AdaptiVocab Personalized LLM Vocabulary For Your Data
יום חמישי 05.12 13:30
Abstract: In natural language processing (NLP), the model’s vocabulary is frequently overlooked or left unchanged. This oversight occurs despite the considerable differences in vocabularies used across various domains and its significant impact on the model’s performance and efficiency. Our work introduces AdaptiVocab - a method to tailor language model vocabularies specifically for distinct domains. Using AdaptiVocab we refine the original language model's vocabulary to align with our domain's specific lexicon. Our approach involves choosing dynamically which tokens are not frequent in our domain, and removing them from the model's vocabulary, and adding carefully chosen 'n-grams' made up of either multiple tokens or multiple words, that better represent our specific domain.
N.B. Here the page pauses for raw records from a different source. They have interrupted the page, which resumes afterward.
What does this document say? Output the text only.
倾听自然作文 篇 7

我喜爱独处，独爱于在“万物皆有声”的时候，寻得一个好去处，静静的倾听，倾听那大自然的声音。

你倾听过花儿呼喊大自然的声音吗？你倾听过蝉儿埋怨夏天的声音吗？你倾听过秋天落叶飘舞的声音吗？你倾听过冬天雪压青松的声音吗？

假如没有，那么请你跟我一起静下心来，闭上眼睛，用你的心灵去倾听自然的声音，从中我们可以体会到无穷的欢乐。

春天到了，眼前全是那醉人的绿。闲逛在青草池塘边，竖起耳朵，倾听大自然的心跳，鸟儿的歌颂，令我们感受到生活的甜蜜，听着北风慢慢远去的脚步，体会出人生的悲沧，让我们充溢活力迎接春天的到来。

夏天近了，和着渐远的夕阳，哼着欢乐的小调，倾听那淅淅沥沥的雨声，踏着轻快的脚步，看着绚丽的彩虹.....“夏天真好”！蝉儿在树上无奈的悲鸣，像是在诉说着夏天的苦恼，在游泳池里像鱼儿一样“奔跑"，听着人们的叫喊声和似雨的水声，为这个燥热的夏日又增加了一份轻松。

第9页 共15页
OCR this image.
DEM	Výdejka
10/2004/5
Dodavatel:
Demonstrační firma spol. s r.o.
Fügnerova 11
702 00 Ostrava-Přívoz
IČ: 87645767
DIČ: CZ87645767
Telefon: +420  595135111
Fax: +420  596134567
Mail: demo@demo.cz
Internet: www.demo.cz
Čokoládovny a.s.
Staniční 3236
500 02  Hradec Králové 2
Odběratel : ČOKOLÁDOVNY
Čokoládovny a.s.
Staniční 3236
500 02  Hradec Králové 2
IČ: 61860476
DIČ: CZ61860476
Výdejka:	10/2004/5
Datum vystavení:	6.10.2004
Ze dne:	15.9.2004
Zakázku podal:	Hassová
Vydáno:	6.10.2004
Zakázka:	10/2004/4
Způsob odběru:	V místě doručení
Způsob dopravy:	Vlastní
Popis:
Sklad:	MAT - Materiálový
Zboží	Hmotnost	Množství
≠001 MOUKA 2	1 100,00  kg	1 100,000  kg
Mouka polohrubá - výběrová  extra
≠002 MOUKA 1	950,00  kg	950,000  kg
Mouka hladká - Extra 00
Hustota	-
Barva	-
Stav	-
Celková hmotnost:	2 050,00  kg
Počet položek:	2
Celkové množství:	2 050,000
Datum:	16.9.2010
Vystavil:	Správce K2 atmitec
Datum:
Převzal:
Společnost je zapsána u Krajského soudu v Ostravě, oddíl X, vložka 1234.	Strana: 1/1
This vocabulary change personalizes the LLM vocabulary to the domain task with little amount of training and yields a significant reduction in inference (and Fine-Tuning) times. As part of our contribution, we created a task-based dataset consisting of domain-specific tasks, on domains consisting of words that are challenging to tokenize efficiently using standard tokenization techniques. This dataset will highlight the inefficiencies of conventional tokenizers when handling such terms and will be used to compare the performance of various models and methods in this field.